Dr. Peter Rice speaks during a December 2020 COVID-19 vaccine clinic at PeaceHealth Ketchikan Medical Center. (Eric Stone/KRBD)

COVID-19 hospitalizations are up in Ketchikan as the omicron variant is leading to record case numbers.

 

Ketchikan hit a record 241 active cases of COVID-19 on Tuesday, according to a local public health dashboard. That broke the previous record set last week that was just shy of 200 cases. And these numbers don’t include at-home antigen test results.

State health officials say the vast majority of Alaska’s new COVID-19 cases are the highly contagious omicron variant.

PeaceHealth Ketchikan Medical Center has 25 beds and is seeing more COVID-19 patients than usual. PeaceHealth Medical Group Division Chief Dr. Peter Rice says there were seven patients hospitalized on Tuesday. That number was down to five as of Wednesday.

“So we’re doing okay, and we certainly have plenty of capacity to expand that,” Rice said in an on-air interview Wednesday. “But it’s on the higher end of our typical COVID census.”

The all-time record high for COVID-19 patients in Ketchikan is nine.

Rice says evidence shows that omicron is typically more mild than prior variants of COVID-19 — it tends to infect the upper respiratory tract rather than the lungs. But Rice says the sheer number of infections means more people are getting sick.

“And so some percentage of those folks are going to be sick enough to require hospitalization, require oxygen, require specialized medications, such as steroids, or remdesivir, require the proning position, things like that,” he said.

He says the hospital isn’t running into issues transferring patients out at the moment. Ketchikan patients are often transferred to Seattle or Anchorage for more intense and specialized care.

While hospitalizations are up, new prescription-only treatments recently authorized by federal authorities are arriving in Ketchikan.

PeaceHealth Ketchikan Medical Center’s lead pharmacist, Satish Putta, says people with underlying conditions like obesity, diabetes or a history of smoking should contact a doctor as soon as possible if they test positive.

“Time is of essence,” Putta said. “If we wait too long in the disease progression, most of these treatments are not going to be effective.
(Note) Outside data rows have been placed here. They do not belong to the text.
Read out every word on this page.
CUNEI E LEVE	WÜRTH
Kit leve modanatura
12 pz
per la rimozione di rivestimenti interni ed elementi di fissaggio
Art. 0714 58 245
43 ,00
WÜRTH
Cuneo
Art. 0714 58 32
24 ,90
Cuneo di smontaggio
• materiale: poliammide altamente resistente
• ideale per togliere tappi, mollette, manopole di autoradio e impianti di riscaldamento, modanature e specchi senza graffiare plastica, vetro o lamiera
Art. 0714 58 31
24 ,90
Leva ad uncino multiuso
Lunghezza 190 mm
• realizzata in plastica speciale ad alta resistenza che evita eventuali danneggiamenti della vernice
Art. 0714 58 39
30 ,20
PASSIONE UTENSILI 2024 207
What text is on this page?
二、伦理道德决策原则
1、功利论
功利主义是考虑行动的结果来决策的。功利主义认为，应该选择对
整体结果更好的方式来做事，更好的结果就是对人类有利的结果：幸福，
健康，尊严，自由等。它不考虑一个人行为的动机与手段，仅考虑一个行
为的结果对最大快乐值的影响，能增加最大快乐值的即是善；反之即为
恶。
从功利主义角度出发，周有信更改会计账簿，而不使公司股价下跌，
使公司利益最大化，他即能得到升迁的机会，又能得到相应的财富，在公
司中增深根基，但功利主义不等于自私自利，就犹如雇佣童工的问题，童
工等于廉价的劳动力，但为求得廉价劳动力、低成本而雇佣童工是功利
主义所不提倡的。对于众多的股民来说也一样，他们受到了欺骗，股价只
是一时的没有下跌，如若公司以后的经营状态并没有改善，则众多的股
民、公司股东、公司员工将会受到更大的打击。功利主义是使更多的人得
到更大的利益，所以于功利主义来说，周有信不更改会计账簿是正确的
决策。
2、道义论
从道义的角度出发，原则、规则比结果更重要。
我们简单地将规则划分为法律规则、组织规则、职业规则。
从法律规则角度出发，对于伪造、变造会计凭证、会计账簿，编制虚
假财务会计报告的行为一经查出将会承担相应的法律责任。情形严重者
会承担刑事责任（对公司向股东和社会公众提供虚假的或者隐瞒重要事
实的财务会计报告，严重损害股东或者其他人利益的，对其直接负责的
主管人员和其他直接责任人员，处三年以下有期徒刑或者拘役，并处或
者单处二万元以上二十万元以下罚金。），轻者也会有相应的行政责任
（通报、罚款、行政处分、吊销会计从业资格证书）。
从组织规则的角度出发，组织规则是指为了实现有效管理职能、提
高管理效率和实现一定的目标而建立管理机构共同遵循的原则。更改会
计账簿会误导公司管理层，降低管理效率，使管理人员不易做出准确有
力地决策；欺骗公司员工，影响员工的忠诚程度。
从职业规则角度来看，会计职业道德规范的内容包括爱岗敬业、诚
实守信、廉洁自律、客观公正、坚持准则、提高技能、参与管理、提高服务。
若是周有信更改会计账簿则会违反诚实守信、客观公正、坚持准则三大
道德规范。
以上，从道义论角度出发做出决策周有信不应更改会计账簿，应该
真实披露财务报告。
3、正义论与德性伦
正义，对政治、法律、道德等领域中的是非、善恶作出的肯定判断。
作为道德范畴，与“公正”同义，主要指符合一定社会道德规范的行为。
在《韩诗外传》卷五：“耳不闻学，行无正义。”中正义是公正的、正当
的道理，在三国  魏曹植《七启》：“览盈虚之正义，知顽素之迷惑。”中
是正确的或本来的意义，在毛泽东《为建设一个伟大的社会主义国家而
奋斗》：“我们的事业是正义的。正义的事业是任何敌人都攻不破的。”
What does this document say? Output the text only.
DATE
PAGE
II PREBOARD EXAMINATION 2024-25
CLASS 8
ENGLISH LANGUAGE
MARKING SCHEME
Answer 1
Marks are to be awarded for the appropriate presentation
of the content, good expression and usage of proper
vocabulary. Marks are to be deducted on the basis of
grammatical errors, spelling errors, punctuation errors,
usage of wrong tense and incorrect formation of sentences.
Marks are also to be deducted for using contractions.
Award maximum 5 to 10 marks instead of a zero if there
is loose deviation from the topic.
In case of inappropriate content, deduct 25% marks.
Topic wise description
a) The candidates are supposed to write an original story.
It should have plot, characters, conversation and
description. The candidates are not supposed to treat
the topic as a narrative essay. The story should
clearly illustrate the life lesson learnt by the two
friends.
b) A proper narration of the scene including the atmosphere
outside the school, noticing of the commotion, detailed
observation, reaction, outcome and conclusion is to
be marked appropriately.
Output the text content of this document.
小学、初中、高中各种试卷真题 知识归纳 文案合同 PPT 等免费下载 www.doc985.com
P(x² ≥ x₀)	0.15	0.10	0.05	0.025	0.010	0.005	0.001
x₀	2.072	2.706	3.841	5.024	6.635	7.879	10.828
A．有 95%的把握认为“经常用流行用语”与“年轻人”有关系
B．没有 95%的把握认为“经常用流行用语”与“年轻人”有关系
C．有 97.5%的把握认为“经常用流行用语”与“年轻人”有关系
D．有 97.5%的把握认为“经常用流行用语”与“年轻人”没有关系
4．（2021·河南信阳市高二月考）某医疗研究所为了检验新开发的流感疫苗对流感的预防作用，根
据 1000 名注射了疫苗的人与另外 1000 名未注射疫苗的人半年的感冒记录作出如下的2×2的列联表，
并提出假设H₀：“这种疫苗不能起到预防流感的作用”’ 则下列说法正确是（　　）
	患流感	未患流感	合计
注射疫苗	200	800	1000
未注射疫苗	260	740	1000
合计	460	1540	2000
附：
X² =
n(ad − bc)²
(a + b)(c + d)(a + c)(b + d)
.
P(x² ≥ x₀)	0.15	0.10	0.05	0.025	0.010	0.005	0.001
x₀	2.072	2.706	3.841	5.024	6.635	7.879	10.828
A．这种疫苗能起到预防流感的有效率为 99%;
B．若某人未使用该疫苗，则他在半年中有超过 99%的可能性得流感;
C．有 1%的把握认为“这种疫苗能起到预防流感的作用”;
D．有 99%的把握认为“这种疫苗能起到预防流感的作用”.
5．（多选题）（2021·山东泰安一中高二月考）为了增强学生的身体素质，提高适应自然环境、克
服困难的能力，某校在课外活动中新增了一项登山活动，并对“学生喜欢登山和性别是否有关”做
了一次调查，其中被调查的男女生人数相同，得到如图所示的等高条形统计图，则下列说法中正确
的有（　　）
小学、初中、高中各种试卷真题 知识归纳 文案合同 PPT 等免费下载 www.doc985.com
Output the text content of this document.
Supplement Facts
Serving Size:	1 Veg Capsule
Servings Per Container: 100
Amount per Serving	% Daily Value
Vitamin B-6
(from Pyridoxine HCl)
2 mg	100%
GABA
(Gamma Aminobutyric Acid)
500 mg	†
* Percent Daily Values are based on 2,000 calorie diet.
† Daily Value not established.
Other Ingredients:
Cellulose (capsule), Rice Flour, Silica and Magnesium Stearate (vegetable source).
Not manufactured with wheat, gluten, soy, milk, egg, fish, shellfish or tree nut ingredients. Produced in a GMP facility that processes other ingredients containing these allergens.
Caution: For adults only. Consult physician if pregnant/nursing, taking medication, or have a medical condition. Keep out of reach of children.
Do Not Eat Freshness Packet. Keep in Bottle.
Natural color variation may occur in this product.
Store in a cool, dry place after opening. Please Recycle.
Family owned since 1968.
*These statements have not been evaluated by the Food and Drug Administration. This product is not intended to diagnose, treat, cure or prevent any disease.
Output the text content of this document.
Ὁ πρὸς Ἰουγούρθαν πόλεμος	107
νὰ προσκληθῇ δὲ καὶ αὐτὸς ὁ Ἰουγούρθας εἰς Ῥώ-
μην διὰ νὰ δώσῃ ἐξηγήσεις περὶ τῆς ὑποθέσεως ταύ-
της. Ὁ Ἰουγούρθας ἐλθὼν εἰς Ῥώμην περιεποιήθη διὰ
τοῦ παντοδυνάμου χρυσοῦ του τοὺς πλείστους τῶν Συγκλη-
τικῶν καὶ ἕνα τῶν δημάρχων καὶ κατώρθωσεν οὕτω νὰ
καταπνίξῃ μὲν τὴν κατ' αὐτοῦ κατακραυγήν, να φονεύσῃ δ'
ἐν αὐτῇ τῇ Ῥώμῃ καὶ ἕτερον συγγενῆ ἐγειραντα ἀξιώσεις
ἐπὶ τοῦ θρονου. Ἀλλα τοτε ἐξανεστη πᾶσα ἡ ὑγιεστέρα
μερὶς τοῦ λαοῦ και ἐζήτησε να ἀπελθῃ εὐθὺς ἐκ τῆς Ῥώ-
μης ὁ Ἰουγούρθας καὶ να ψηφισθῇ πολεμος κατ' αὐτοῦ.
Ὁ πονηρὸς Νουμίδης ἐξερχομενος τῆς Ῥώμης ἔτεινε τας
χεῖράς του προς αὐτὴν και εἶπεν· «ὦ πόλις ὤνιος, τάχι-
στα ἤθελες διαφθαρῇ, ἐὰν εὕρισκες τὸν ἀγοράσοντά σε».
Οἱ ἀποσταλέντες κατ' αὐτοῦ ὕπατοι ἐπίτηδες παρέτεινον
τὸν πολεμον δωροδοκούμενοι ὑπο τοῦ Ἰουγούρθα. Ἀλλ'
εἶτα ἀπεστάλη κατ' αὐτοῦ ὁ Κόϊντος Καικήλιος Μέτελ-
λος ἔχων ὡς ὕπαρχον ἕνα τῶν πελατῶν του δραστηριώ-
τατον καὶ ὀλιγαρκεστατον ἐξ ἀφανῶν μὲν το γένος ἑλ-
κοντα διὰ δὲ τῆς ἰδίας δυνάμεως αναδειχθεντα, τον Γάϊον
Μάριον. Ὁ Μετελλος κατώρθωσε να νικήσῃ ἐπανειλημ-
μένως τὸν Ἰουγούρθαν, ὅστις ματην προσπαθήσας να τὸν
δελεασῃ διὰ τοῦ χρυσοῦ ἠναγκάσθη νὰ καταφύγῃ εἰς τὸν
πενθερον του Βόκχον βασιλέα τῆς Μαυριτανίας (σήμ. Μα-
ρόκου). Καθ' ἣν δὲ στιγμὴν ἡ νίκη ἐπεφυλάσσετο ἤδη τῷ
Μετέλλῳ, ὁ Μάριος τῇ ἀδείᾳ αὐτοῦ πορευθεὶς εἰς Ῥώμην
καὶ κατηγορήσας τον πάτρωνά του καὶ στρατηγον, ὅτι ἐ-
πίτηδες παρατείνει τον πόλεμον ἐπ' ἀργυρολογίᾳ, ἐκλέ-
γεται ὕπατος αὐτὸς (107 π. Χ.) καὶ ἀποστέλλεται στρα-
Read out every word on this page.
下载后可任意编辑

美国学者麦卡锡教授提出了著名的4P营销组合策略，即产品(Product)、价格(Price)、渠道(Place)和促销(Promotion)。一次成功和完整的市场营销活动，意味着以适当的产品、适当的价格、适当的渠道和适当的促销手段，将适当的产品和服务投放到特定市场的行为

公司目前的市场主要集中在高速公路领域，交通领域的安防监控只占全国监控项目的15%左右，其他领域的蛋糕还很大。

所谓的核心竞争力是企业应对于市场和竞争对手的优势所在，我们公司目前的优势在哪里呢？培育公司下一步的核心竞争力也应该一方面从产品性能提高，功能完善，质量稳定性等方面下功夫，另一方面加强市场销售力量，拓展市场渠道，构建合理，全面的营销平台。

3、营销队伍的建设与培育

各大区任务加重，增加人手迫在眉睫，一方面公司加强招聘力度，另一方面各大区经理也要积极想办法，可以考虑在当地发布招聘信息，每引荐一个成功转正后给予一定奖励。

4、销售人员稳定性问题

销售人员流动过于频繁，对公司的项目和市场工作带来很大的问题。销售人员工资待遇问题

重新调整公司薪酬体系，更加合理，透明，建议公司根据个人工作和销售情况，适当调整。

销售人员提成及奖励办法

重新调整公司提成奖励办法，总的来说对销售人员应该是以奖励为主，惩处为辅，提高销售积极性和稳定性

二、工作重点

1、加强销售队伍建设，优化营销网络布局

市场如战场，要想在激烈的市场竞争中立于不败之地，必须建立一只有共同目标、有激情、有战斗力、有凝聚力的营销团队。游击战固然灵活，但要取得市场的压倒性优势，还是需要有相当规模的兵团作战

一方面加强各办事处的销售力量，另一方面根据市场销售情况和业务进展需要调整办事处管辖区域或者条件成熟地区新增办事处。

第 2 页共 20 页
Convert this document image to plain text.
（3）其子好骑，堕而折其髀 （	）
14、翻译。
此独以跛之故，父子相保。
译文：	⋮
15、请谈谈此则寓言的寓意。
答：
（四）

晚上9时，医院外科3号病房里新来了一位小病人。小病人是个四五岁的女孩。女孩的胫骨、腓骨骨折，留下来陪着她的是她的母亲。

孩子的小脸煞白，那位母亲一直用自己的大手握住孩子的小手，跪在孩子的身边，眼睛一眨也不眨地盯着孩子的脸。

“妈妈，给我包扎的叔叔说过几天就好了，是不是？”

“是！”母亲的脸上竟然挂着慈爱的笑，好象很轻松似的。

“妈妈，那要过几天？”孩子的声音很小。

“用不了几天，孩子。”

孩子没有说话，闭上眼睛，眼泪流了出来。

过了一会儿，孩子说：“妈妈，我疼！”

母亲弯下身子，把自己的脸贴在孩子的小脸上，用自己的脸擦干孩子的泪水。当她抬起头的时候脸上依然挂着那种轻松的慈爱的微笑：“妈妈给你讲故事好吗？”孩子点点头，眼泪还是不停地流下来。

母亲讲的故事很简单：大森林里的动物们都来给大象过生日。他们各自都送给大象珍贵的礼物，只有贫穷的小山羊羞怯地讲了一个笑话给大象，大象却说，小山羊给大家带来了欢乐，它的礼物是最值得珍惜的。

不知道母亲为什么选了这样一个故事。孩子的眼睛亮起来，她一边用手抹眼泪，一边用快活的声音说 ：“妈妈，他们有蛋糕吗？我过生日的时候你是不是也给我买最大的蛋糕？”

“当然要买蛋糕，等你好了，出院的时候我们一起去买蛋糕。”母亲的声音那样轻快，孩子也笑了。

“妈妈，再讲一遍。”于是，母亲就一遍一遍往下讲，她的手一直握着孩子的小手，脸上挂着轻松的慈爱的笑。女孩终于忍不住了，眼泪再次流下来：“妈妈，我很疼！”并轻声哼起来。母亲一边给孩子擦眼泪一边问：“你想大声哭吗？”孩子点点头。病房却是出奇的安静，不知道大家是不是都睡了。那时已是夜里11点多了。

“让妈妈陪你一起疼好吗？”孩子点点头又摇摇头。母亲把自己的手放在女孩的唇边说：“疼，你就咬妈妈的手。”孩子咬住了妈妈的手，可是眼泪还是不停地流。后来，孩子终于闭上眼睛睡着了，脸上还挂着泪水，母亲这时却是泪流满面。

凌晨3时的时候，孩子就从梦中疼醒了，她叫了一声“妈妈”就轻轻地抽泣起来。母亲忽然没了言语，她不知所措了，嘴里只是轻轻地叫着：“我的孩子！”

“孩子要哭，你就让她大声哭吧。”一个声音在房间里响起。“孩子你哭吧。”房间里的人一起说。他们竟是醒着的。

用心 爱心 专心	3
So they are recommended within five days of onset of symptoms, these antiviral pills, and patients don’t qualify for this treatment if they pass 10 days (since) of onset of symptoms.”

Putta says an antiviral pill from drugmaker Merck, Molnupiravir, is now available at Ketchikan pharmacies in limited quantities. He says another antiviral pill from Pfizer known as Paxlovid is not yet available in Ketchikan. The Pfizer pill was shown to be much more effective in clinical trials. Both are outpatient treatments.

Putta says the lone authorized monoclonal antibody treatment effective against omicron, sotrovimab, is also available in Ketchikan, but supplies are limited.

“As we all can understand with the surge that we are seeing, our resources are stretched thin, so it is being allocated by the government,” Putta said.

Inpatient treatments are also available. But Putta says most mild cases can be treated like a cold.

“For most mildly ill patients, there’s really no treatment necessary. You can manage it by just getting enough rest, staying well hydrated, and taking medications for fever, aches and pain,” he said. “As you would manage flu, you can manage similarly COVID, for most mildly ill patients.”

Rice encourages anyone with COVID-19 symptoms — sore throat, cough, fever or other flu-like symptoms — to seek testing as soon as possible.

Daily drive-through testing is available in the parking lot of Ketchikan’s Alaska Marine Highway Terminal from 10:30 a.m. to 5:30 p.m. Except on Sunday. At-home rapid tests are available for free at Ketchikan fire stations. Private health insurance is required to cover eight tests per month, and four free at-home tests per residential address are now available from the federal government at covidtests.gov.